A radio producer called me this week, wanting to set up an interview. His question: “If people are afraid of the stock market, where should they put their money?”
My answer: If you run your money by fear today and joy tomorrow, you’re destined to be a loser. Investors who try to time the market can never be sure when to buy or sell.
Say that you sell, the market drops and you feel like a genius. To profit, however, you’ll have to rebuy in time for the following upturn, which is incredibly hard to do. In a typical bear market, stocks rise a little and then drop, rise again, then drop some more, over and over again. You’re suckered into investing at what looks like a bottom, then the market sinks further.
The upswing, when it comes, will start as a series of sudden, amazing spurts in price in just a few days or a few weeks, at most. At first, they’ll look like just another phony rise.
The average investor who’s scared of the market’s dips today will almost certainly put off rebuying if stocks keep zigzagging down. When you finally get up your nerve, the market may have leaped again.

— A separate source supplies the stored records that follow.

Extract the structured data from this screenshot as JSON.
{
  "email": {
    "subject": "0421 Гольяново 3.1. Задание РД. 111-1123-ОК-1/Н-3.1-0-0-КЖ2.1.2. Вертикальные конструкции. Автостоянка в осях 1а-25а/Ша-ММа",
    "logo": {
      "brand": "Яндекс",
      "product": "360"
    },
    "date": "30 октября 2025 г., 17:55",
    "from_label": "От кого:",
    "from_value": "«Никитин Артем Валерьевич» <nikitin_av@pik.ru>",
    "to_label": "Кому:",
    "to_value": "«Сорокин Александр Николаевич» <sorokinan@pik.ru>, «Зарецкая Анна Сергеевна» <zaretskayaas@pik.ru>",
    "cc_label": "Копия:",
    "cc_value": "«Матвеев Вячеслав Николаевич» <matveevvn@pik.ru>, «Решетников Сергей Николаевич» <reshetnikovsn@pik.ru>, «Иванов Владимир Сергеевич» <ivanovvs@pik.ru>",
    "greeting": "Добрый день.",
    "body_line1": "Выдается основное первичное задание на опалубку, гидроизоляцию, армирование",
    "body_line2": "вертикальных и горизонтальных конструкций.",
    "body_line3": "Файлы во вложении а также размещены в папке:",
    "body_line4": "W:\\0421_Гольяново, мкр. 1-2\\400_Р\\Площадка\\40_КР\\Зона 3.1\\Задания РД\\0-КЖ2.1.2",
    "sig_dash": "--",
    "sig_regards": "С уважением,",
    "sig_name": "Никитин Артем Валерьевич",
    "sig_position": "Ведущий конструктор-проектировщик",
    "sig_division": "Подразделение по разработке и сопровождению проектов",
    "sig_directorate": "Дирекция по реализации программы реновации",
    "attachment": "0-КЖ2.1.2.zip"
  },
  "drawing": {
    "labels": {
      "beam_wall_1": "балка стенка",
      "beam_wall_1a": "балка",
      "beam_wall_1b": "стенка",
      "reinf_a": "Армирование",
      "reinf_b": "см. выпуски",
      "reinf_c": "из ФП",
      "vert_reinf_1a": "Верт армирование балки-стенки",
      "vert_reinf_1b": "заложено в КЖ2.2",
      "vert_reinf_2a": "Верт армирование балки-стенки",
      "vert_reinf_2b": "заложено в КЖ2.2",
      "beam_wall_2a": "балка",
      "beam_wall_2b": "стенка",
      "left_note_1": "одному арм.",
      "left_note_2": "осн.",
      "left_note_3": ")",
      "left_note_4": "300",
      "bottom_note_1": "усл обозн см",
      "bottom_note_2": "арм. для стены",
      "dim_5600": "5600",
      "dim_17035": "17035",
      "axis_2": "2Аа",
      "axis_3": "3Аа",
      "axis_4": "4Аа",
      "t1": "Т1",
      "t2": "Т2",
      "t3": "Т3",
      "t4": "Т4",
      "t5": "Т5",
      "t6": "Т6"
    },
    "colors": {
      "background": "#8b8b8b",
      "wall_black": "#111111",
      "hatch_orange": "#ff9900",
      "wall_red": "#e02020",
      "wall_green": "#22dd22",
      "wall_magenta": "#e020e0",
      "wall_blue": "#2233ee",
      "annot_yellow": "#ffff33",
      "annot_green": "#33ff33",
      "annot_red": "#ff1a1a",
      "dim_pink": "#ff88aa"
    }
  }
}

All this assumes a bear market or serious correction is upon us. That assumption may be wrong, although we cannot know it now.
So to answer the radio producer’s question, you should put your money into investments directed toward your long-term goals and leave it there. Nothing is more important than your time horizon.

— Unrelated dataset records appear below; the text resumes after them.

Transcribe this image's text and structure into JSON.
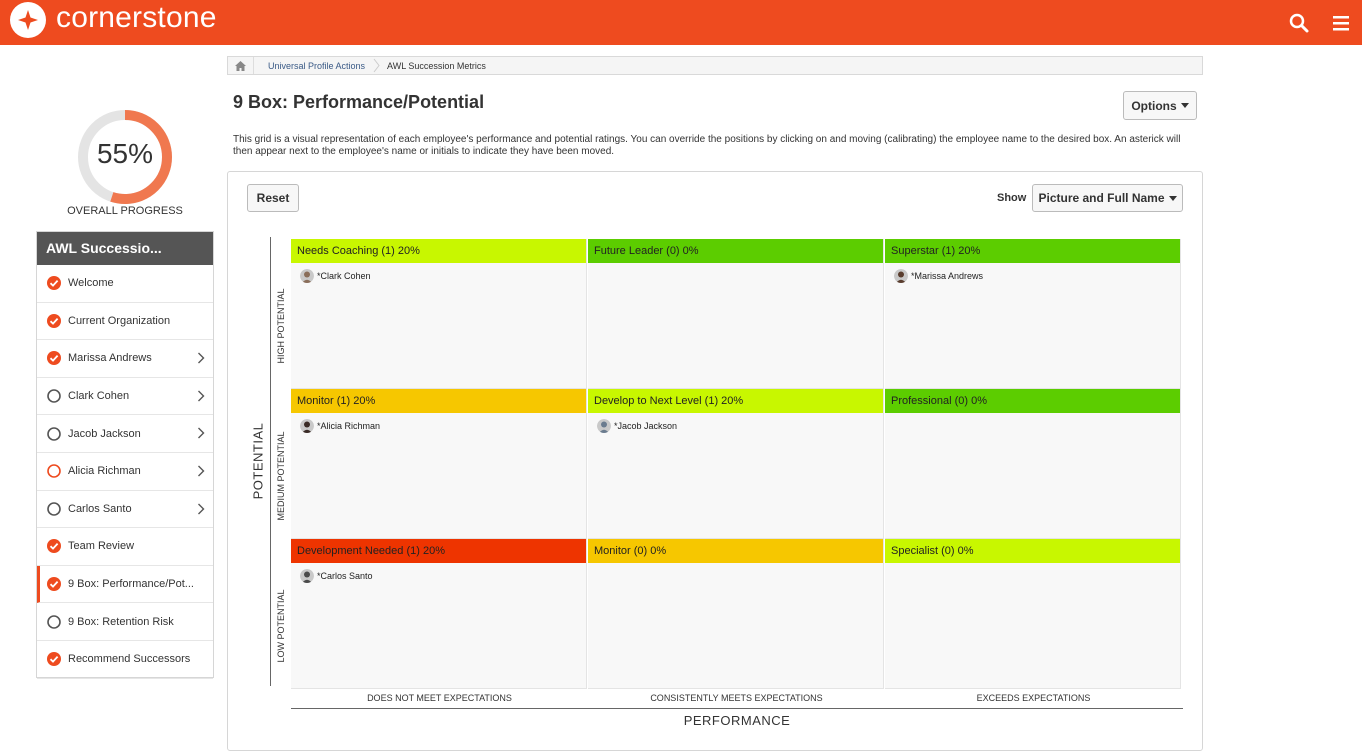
{
  "header": {
    "brand": "cornerstone",
    "icons": {
      "search": "search-icon",
      "menu": "hamburger-menu-icon"
    },
    "color": "#ee4b1f"
  },
  "progress": {
    "percent_text": "55%",
    "value": 0.55,
    "label": "OVERALL PROGRESS"
  },
  "sidebar": {
    "title": "AWL Successio...",
    "items": [
      {
        "label": "Welcome",
        "status": "complete",
        "chevron": false
      },
      {
        "label": "Current Organization",
        "status": "complete",
        "chevron": false
      },
      {
        "label": "Marissa Andrews",
        "status": "complete",
        "chevron": true
      },
      {
        "label": "Clark Cohen",
        "status": "incomplete",
        "chevron": true
      },
      {
        "label": "Jacob Jackson",
        "status": "incomplete",
        "chevron": true
      },
      {
        "label": "Alicia Richman",
        "status": "in-progress",
        "chevron": true
      },
      {
        "label": "Carlos Santo",
        "status": "incomplete",
        "chevron": true
      },
      {
        "label": "Team Review",
        "status": "complete",
        "chevron": false
      },
      {
        "label": "9 Box: Performance/Pot...",
        "status": "complete",
        "chevron": false,
        "active": true
      },
      {
        "label": "9 Box: Retention Risk",
        "status": "incomplete",
        "chevron": false
      },
      {
        "label": "Recommend Successors",
        "status": "complete",
        "chevron": false
      }
    ]
  },
  "breadcrumb": {
    "home": "home-icon",
    "items": [
      "Universal Profile Actions",
      "AWL Succession Metrics"
    ]
  },
  "page": {
    "title": "9 Box: Performance/Potential",
    "options_label": "Options",
    "description": "This grid is a visual representation of each employee's performance and potential ratings. You can override the positions by clicking on and moving (calibrating) the employee name to the desired box. An asterick will then appear next to the employee's name or initials to indicate they have been moved."
  },
  "controls": {
    "reset_label": "Reset",
    "show_label": "Show",
    "show_value": "Picture and Full Name"
  },
  "grid": {
    "y_title": "POTENTIAL",
    "x_title": "PERFORMANCE",
    "rows": [
      "HIGH POTENTIAL",
      "MEDIUM POTENTIAL",
      "LOW POTENTIAL"
    ],
    "cols": [
      "DOES NOT MEET EXPECTATIONS",
      "CONSISTENTLY MEETS EXPECTATIONS",
      "EXCEEDS EXPECTATIONS"
    ],
    "cells": [
      [
        {
          "title": "Needs Coaching (1) 20%",
          "color": "#c8f700",
          "employees": [
            "*Clark Cohen"
          ]
        },
        {
          "title": "Future Leader (0) 0%",
          "color": "#5ccd00",
          "employees": []
        },
        {
          "title": "Superstar (1) 20%",
          "color": "#5ccd00",
          "employees": [
            "*Marissa Andrews"
          ]
        }
      ],
      [
        {
          "title": "Monitor (1) 20%",
          "color": "#f6c700",
          "employees": [
            "*Alicia Richman"
          ]
        },
        {
          "title": "Develop to Next Level (1) 20%",
          "color": "#c8f700",
          "employees": [
            "*Jacob Jackson"
          ]
        },
        {
          "title": "Professional (0) 0%",
          "color": "#5ccd00",
          "employees": []
        }
      ],
      [
        {
          "title": "Development Needed (1) 20%",
          "color": "#ee3400",
          "employees": [
            "*Carlos Santo"
          ]
        },
        {
          "title": "Monitor (0) 0%",
          "color": "#f6c700",
          "employees": []
        },
        {
          "title": "Specialist (0) 0%",
          "color": "#c8f700",
          "employees": []
        }
      ]
    ]
  }
}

To show you what that means, I asked the money-management firm Ibbotson Associates of Chicago to tell me how long it takes to break even after a drop in the market of 15 percent or more, as measured by Standard & Poor’s 500-stock average. There have been eight such drops since World War II.

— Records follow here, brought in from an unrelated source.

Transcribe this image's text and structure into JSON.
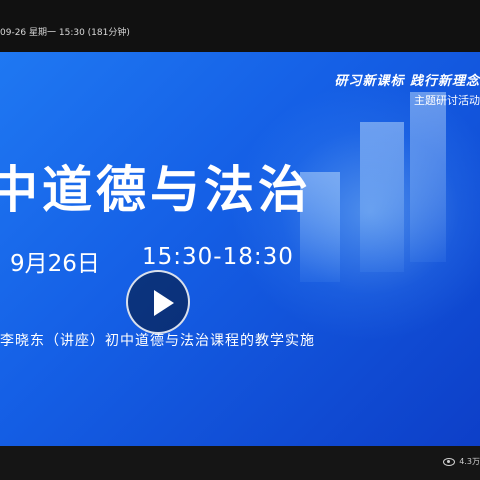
{
  "header": {
    "datetime": "09-26 星期一 15:30 (181分钟)"
  },
  "slide": {
    "slogan": "研习新课标 践行新理念",
    "activity": "主题研讨活动",
    "title": "中道德与法治",
    "date": "9月26日",
    "time": "15:30-18:30",
    "lecture": "李晓东（讲座）初中道德与法治课程的教学实施"
  },
  "footer": {
    "views": "4.3万"
  },
  "icons": {
    "play": "play-icon",
    "views": "eye-icon"
  },
  "colors": {
    "slide_blue": "#1a6cf0",
    "bar_dark": "#111111"
  }
}
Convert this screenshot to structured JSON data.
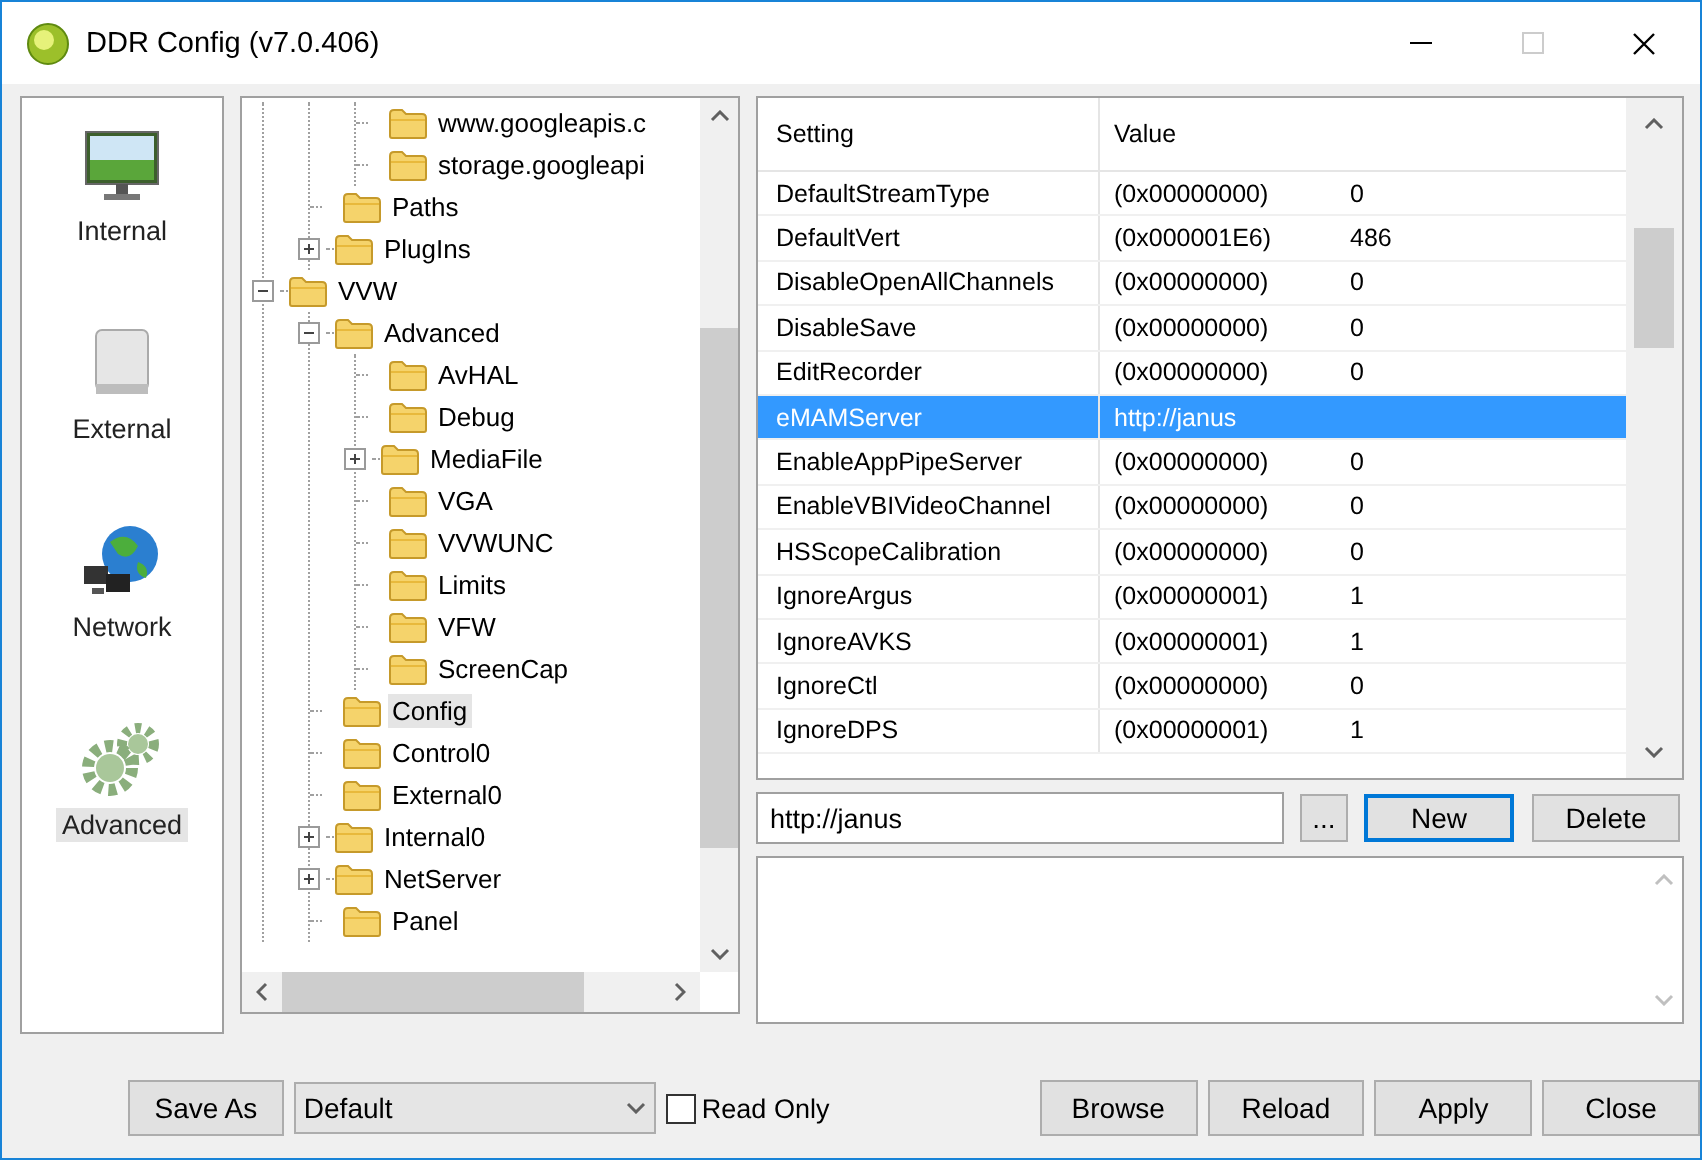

Ibbotson’s study assumes that you bought these stocks at a price peak, held through each decline, reinvested all dividends and waited until you got your original investment back. All calculations are pretax.
To break even would take you an average of about 22 months–just less than two years. The longest wait was 43 months–about 3 1/2 years, after the bad bear market of 1972-74.
If you held intermediate-term government bonds, you’d have faced just three serious declines and recouped your money in an average of 17 months. The longest was 25 months, starting in 1958.
Applying that data to real life, you can probably feel safe holding blue-chip stocks, through thick and thin, if you won’t touch the money for four years or more. Small stocks and international stocks are more volatile. For them, you need longer holding periods.
But if you’re going to need your money in less than four years–for current expenses, college tuition or a down payment on a home–you don’t belong in the stock market at any time. Sell immediately and put the money in the bank or a money-market mutual fund. You don’t have a long enough holding period to recoup an unexpected loss.
You can hold bond funds, however, if you won’t touch the money for two years or more.
For a free booklet on bear markets, how to handle them, and appropriate risks for different ages and temperaments, call the Vanguard Group of mutual funds at 800-257-9998.
This obsession with switching in and out of mutual funds flies in the face of what mutual funds do best. They were originally designed as diversified investments that you can buy and hold.
In the 1960s and ’70s, shares of stock-owning funds were held an average of 11 years, according to Vanguard Chairman John Bogle. In the ’90s, that period has dropped to about three years.
Bogle likes to quote the legendary investor and billionaire, Warren Buffett, who said that when it comes to stocks, “inactivity strikes us as intelligent behavior.” That seems pretty smart to me.